The thousands of people who had been evacuated were told at 8 p.m. they could return to their homes and although the fire was still only 5 percent contained, most of the flames had died down, and aircraft were no longer being used, said Lee Swanson, public information officer with the San Diego Fire- Rescue Department.
“Pockets and fingers of fire are still there,” Swanson said, “but the winds have died down. We will be mopping up throughout the night.” He said the winds will return in the morning, and it will probably take a couple of days to fully bring the fire under control, but at this point it “is considerably knocked down.”
No aircraft were flying this evening, although Cal Fire has aircraft that can be used at night, Swanson said.
The flames erupted for unknown reasons shortly after 10:30 a.m. off Camino San Bernardo and Nighthawk Lane in 4S Ranch and spread to within several feet of some homes, but had caused no reported injuries or structural damage as of 7 p.m.
Pushed by hot, dry winds out of the east amid summer-like temperatures, the blaze, dubbed the Bernardo Fire, snaked through canyons between high-end suburban enclaves, racing through thick vegetation faster than ground and airborne crews could douse them.
As of late afternoon, the flames had blackened at least 800 acres as it moved to the west and north through and next to developments in Del Sur, Santa Luz, Fairbanks Ranch and Rancho Santa Fe, according to deputies.
By early evening, crews had most of the active fire extinguished, though the extensive burn area was only about 5 percent contained, officials said.
San Diego Mayor San Diego Mayor Kevin Faulconer tweeted that he was “closely monitoring the fire situation from the city’s Emergency Operations Center.” He added that he was “proud of the hard work of our first- responders.”
In the early afternoon, Poway Unified School District administrators evacuated pupils from Del Sur, Stone Ranch and Willow Grove elementary schools by bus. Students at Del Norte High School, near the point of the fire’s origin, and at Oak Valley middle school were directed to remain in their classrooms as a precaution, PUSD spokeswoman Jessica Wakefield said.

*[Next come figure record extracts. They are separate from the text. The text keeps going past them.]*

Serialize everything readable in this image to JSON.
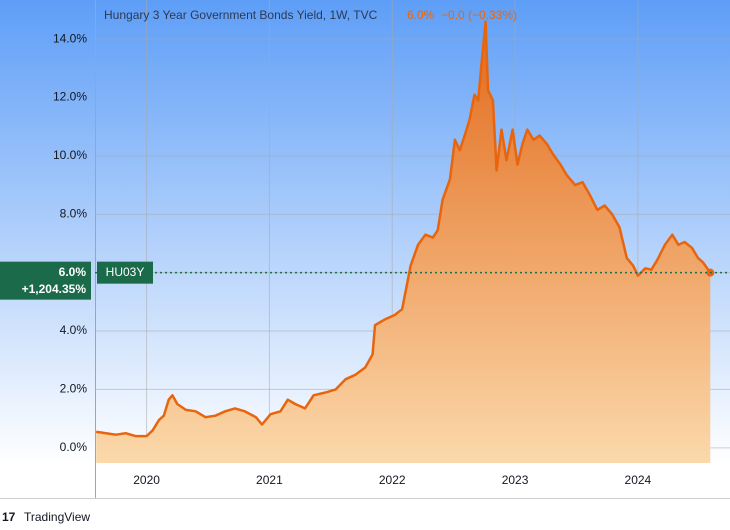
{
  "chart_data": {
    "type": "area",
    "title": "Hungary 3 Year Government Bonds Yield, 1W, TVC",
    "last": {
      "value": 6.0,
      "label": "6.0%"
    },
    "change": "−0.0 (−0.33%)",
    "total_change": "+1,204.35%",
    "brand": "TradingView",
    "x": [
      2019.59,
      2019.67,
      2019.75,
      2019.83,
      2019.91,
      2020.0,
      2020.05,
      2020.1,
      2020.14,
      2020.18,
      2020.21,
      2020.25,
      2020.32,
      2020.4,
      2020.48,
      2020.56,
      2020.64,
      2020.72,
      2020.8,
      2020.89,
      2020.94,
      2021.01,
      2021.09,
      2021.15,
      2021.21,
      2021.29,
      2021.36,
      2021.46,
      2021.54,
      2021.62,
      2021.7,
      2021.78,
      2021.84,
      2021.86,
      2021.94,
      2022.02,
      2022.08,
      2022.15,
      2022.21,
      2022.27,
      2022.33,
      2022.37,
      2022.41,
      2022.47,
      2022.51,
      2022.55,
      2022.59,
      2022.63,
      2022.67,
      2022.7,
      2022.73,
      2022.76,
      2022.78,
      2022.82,
      2022.85,
      2022.89,
      2022.93,
      2022.98,
      2023.02,
      2023.06,
      2023.1,
      2023.15,
      2023.2,
      2023.26,
      2023.31,
      2023.37,
      2023.42,
      2023.49,
      2023.55,
      2023.61,
      2023.67,
      2023.73,
      2023.79,
      2023.85,
      2023.91,
      2023.96,
      2024.0,
      2024.06,
      2024.11,
      2024.16,
      2024.22,
      2024.28,
      2024.33,
      2024.38,
      2024.44,
      2024.49,
      2024.53,
      2024.59
    ],
    "series": [
      {
        "name": "HU03Y",
        "color": "#e8650e",
        "values": [
          0.55,
          0.5,
          0.45,
          0.5,
          0.4,
          0.4,
          0.6,
          0.95,
          1.1,
          1.65,
          1.8,
          1.5,
          1.3,
          1.25,
          1.05,
          1.1,
          1.25,
          1.35,
          1.25,
          1.05,
          0.8,
          1.15,
          1.25,
          1.65,
          1.5,
          1.35,
          1.8,
          1.9,
          2.0,
          2.35,
          2.5,
          2.75,
          3.2,
          4.2,
          4.4,
          4.55,
          4.75,
          6.25,
          6.95,
          7.3,
          7.2,
          7.45,
          8.5,
          9.2,
          10.55,
          10.2,
          10.7,
          11.25,
          12.1,
          11.9,
          13.3,
          14.6,
          12.25,
          11.9,
          9.5,
          10.9,
          9.85,
          10.9,
          9.7,
          10.4,
          10.9,
          10.55,
          10.7,
          10.4,
          10.05,
          9.7,
          9.35,
          9.0,
          9.1,
          8.65,
          8.15,
          8.3,
          8.0,
          7.55,
          6.5,
          6.25,
          5.9,
          6.15,
          6.1,
          6.45,
          6.95,
          7.3,
          6.95,
          7.05,
          6.85,
          6.5,
          6.35,
          6.0
        ]
      }
    ],
    "xlim": [
      2019.58,
      2024.75
    ],
    "xticks": [
      2020,
      2021,
      2022,
      2023,
      2024
    ],
    "ylim": [
      -0.52,
      15.34
    ],
    "yticks": [
      {
        "value": 0,
        "label": "0.0%"
      },
      {
        "value": 2,
        "label": "2.0%"
      },
      {
        "value": 4,
        "label": "4.0%"
      },
      {
        "value": 6,
        "label": "6.0%"
      },
      {
        "value": 8,
        "label": "8.0%"
      },
      {
        "value": 10,
        "label": "10.0%"
      },
      {
        "value": 12,
        "label": "12.0%"
      },
      {
        "value": 14,
        "label": "14.0%"
      }
    ],
    "grid": true
  }
}
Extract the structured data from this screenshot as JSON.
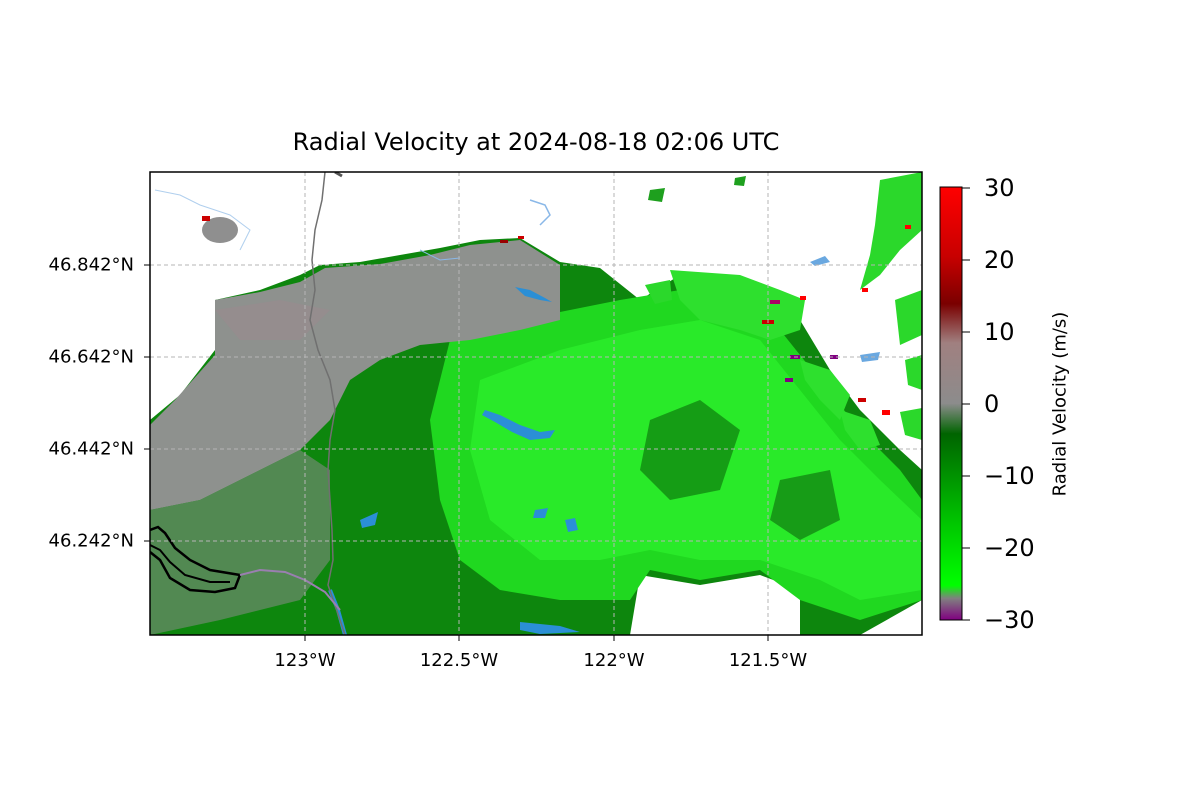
{
  "title": "Radial Velocity at 2024-08-18 02:06 UTC",
  "map": {
    "type": "radar-velocity-map",
    "projection": "PlateCarree",
    "lat_ticks": [
      "46.842°N",
      "46.642°N",
      "46.442°N",
      "46.242°N"
    ],
    "lon_ticks": [
      "123°W",
      "122.5°W",
      "122°W",
      "121.5°W"
    ],
    "gridlines": "dashed-gray",
    "features": [
      "rivers",
      "lakes",
      "state-boundary",
      "coastline"
    ]
  },
  "colorbar": {
    "label": "Radial Velocity (m/s)",
    "ticks": [
      "30",
      "20",
      "10",
      "0",
      "−10",
      "−20",
      "−30"
    ],
    "vmin": -30,
    "vmax": 30,
    "colors": {
      "top": "#ff0000",
      "upper": "#8b0000",
      "mid_high": "#8a6e6e",
      "mid": "#8a8a8a",
      "lower": "#006400",
      "low": "#00ff00",
      "bottom": "#800080"
    }
  },
  "colors": {
    "gray_zone": "#8f8f8f",
    "dark_green": "#0b7a0b",
    "mid_green": "#1fa81f",
    "bright_green": "#22ee22",
    "water": "#2b8fd6",
    "boundary": "#777777"
  }
}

No serious air-quality issues were reported at any of the campuses, though the smoke was fairly thick at Del Sur Elementary at midday, Wakefield said.
As of 5 p.m., authorities had cleared out residents and closed traffic lanes along Artesian Road; Calle Mayer; Camino del Sur; Deer Ridge Road; Del Sur Court; El Sicomoro at Via De Santa Fe; Entrada de Luz East; Run of the Knolls; and San Dieguito Road in the area of El Apajo and Montien Road, according to San Diego police.
Fairbanks Ranch Country Club, sections of Rancho Penasquitos and a few areas south of Carmel Valley also were evacuated.
Those displaced by the blaze were being directed to temporary shelter facilities at Rancho Bernardo and Torrey Pines high schools.
Among those who vacated their homes for safety’s sake was San Diego City Councilman Mark Kersey, who lives in Black Mountain Ranch. He advised others in threatened areas to do likewise.
“All residents who are under mandatory evacuation notices should respect the direction of our first-responders,” Kersey said.
“Lives depend on all of our cooperation. If you feel your family is in danger and you have not received an evacuation notice, voluntary evacuation is an option.”
About 5,000 households were under evacuation orders at the height of the emergency. Most people were expected to be able to return home this evening, except for residents of a few neighborhoods in Rancho Penasquitos and Del Sur, SDPD Chief Shelley Zimmerman said at an early-evening briefing. Anyone with questions about evacuations was asked to call 211, a government information line.
“We are very pleased to say that there were no injuries during this evacuation,” Zimmerman said. “It was very orderly.”
Faulconer praised firefighters for their effective work in protecting structures during the conflagration.
“Our San Diego region has come a long way (in suppressing major wildfires), and this has been very evident in the response today,” Faulconer said.
Faulconer said he had declared a local state of emergency due to the fire, a move that will allow the city to seek outside emergency funds to help defray the costs of extinguishing it.
San Diego Fire-Rescue Department Chief Javier Mainar noted that such extreme fire events have historically been uncommon in the springtime.
“It is unusual in May to have wind-driven fires like this that are such a challenge to contain,” Mainar told news crews.
The cause of the fire was under investigation, fire officials said.